Vegan Meyer Lemon Pound Cake with Glaze
1 cup vegan butter or shortening, at room temperature
1/3 cup vegan sour cream
2 Tablespoons vegan cream cheese, softened
2 1/2 cups sugar
2 teaspoons The Vegg with 1/2 cup hot water (Equal to 4-5 Eggs)
1 heaping Tablespoons Lemon Zest
3 cups flour
1/2 teaspoon baking powder
1/2 teaspoon baking soda
1 teaspoon salt
7 Tablespoons freshly squeezed lemon juice
3/4 cup vegan milk with 3/4 tsp vinegar
1 teaspoon pure vanilla extract
2 cups organic confectioner sugar
4 Tablespoons freshly squeezed lemon juice
Hear the oven to 350 degrees.
Grease and flour 2 (8 1/2 by 4 1/4 by 2 1/2-inch) loaf pans.
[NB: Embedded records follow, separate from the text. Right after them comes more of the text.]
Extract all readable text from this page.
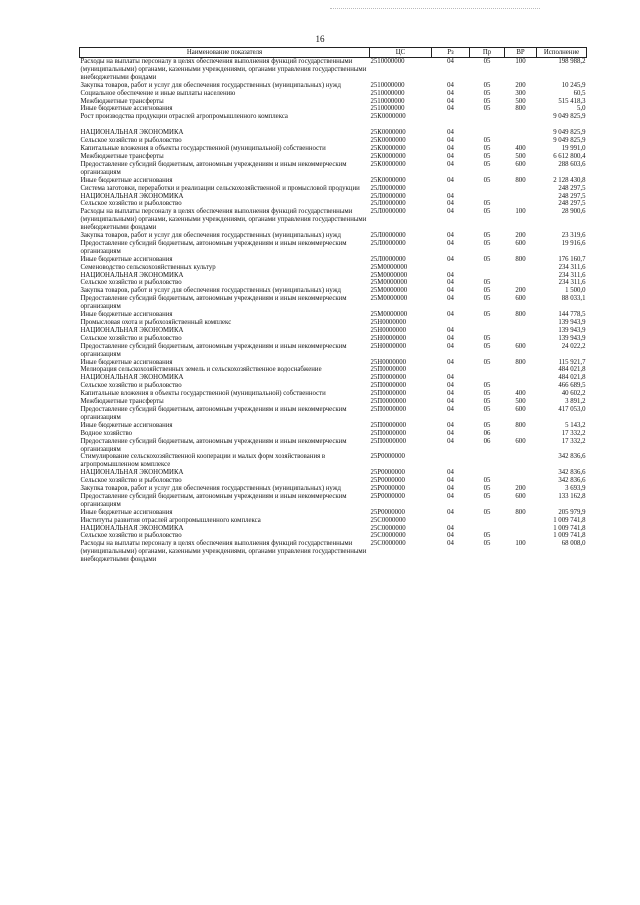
16
Наименование показателя	ЦС	Рз	Пр	ВР	Исполнение
Расходы на выплаты персоналу в целях обеспечения выполнения функций государственными (муниципальными) органами, казенными учреждениями, органами управления государственными внебюджетными фондами	2510000000	04	05	100	198 988,2
Закупка товаров, работ и услуг для обеспечения государственных (муниципальных) нужд	2510000000	04	05	200	10 245,9
Социальное обеспечение и иные выплаты населению	2510000000	04	05	300	60,5
Межбюджетные трансферты	2510000000	04	05	500	515 418,3
Иные бюджетные ассигнования	2510000000	04	05	800	5,0
Рост производства продукции отраслей агропромышленного комплекса	25К0000000				9 049 825,9

НАЦИОНАЛЬНАЯ ЭКОНОМИКА	25К0000000	04			9 049 825,9
Сельское хозяйство и рыболовство	25К0000000	04	05		9 049 825,9
Капитальные вложения в объекты государственной (муниципальной) собственности	25К0000000	04	05	400	19 991,0
Межбюджетные трансферты	25К0000000	04	05	500	6 612 800,4
Предоставление субсидий бюджетным, автономным учреждениям и иным некоммерческим организациям	25К0000000	04	05	600	288 603,6
Иные бюджетные ассигнования	25К0000000	04	05	800	2 128 430,8
Система заготовки, переработки и реализации сельскохозяйственной и промысловой продукции	25Л0000000				248 297,5
НАЦИОНАЛЬНАЯ ЭКОНОМИКА	25Л0000000	04			248 297,5
Сельское хозяйство и рыболовство	25Л0000000	04	05		248 297,5
Расходы на выплаты персоналу в целях обеспечения выполнения функций государственными (муниципальными) органами, казенными учреждениями, органами управления государственными внебюджетными фондами	25Л0000000	04	05	100	28 900,6
Закупка товаров, работ и услуг для обеспечения государственных (муниципальных) нужд	25Л0000000	04	05	200	23 319,6
Предоставление субсидий бюджетным, автономным учреждениям и иным некоммерческим организациям	25Л0000000	04	05	600	19 916,6
Иные бюджетные ассигнования	25Л0000000	04	05	800	176 160,7
Семеноводство сельскохозяйственных культур	25М0000000				234 311,6
НАЦИОНАЛЬНАЯ ЭКОНОМИКА	25М0000000	04			234 311,6
Сельское хозяйство и рыболовство	25М0000000	04	05		234 311,6
Закупка товаров, работ и услуг для обеспечения государственных (муниципальных) нужд	25М0000000	04	05	200	1 500,0
Предоставление субсидий бюджетным, автономным учреждениям и иным некоммерческим организациям	25М0000000	04	05	600	88 033,1
Иные бюджетные ассигнования	25М0000000	04	05	800	144 778,5
Промысловая охота и рыбохозяйственный комплекс	25Н0000000				139 943,9
НАЦИОНАЛЬНАЯ ЭКОНОМИКА	25Н0000000	04			139 943,9
Сельское хозяйство и рыболовство	25Н0000000	04	05		139 943,9
Предоставление субсидий бюджетным, автономным учреждениям и иным некоммерческим организациям	25Н0000000	04	05	600	24 022,2
Иные бюджетные ассигнования	25Н0000000	04	05	800	115 921,7
Мелиорация сельскохозяйственных земель и сельскохозяйственное водоснабжение	25П0000000				484 021,8
НАЦИОНАЛЬНАЯ ЭКОНОМИКА	25П0000000	04			484 021,8
Сельское хозяйство и рыболовство	25П0000000	04	05		466 689,5
Капитальные вложения в объекты государственной (муниципальной) собственности	25П0000000	04	05	400	40 602,2
Межбюджетные трансферты	25П0000000	04	05	500	3 891,2
Предоставление субсидий бюджетным, автономным учреждениям и иным некоммерческим организациям	25П0000000	04	05	600	417 053,0
Иные бюджетные ассигнования	25П0000000	04	05	800	5 143,2
Водное хозяйство	25П0000000	04	06		17 332,2
Предоставление субсидий бюджетным, автономным учреждениям и иным некоммерческим организациям	25П0000000	04	06	600	17 332,2
Стимулирование сельскохозяйственной кооперации и малых форм хозяйствования в агропромышленном комплексе	25Р0000000				342 836,6
НАЦИОНАЛЬНАЯ ЭКОНОМИКА	25Р0000000	04			342 836,6
Сельское хозяйство и рыболовство	25Р0000000	04	05		342 836,6
Закупка товаров, работ и услуг для обеспечения государственных (муниципальных) нужд	25Р0000000	04	05	200	3 693,9
Предоставление субсидий бюджетным, автономным учреждениям и иным некоммерческим организациям	25Р0000000	04	05	600	133 162,8
Иные бюджетные ассигнования	25Р0000000	04	05	800	205 979,9
Институты развития отраслей агропромышленного комплекса	25С0000000				1 009 741,8
НАЦИОНАЛЬНАЯ ЭКОНОМИКА	25С0000000	04			1 009 741,8
Сельское хозяйство и рыболовство	25С0000000	04	05		1 009 741,8
Расходы на выплаты персоналу в целях обеспечения выполнения функций государственными (муниципальными) органами, казенными учреждениями, органами управления государственными внебюджетными фондами	25С0000000	04	05	100	68 008,0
Cream the vegan butter and 2 cups sugar in the bowl of an electric mixer fitted with the paddle attachment, until light and fluffy, about 3-5 minutes.
With the mixer on medium speed, add the vegg, lemon zest, vegan sour cream, and cream cheese .
Sift together the flour, baking powder, baking soda, and salt in a bowl. In another bowl, combine 7 Tbsps lemon juice, the vegan buttermilk mixture, and vanilla. Add the flour and vegan buttermilk mixtures alternately to the batter, beginning and ending with the flour.
Divide the batter evenly between the pans, smooth the tops.
Bake for 45 minutes to 1 hour, until a cake tester comes out clean. Let them cool before removing them from the pan. Once cooled down, let them cool completely on a rack.
Combine the confectioners' sugar and the lemon juice in a bowl, mixing with a wire whisk until smooth.
Once the cakes are set up, cut to serve. Pair with an adult beverage or a big glass of vegan milk. Refrigerate and enjoy again and again. Enjoy!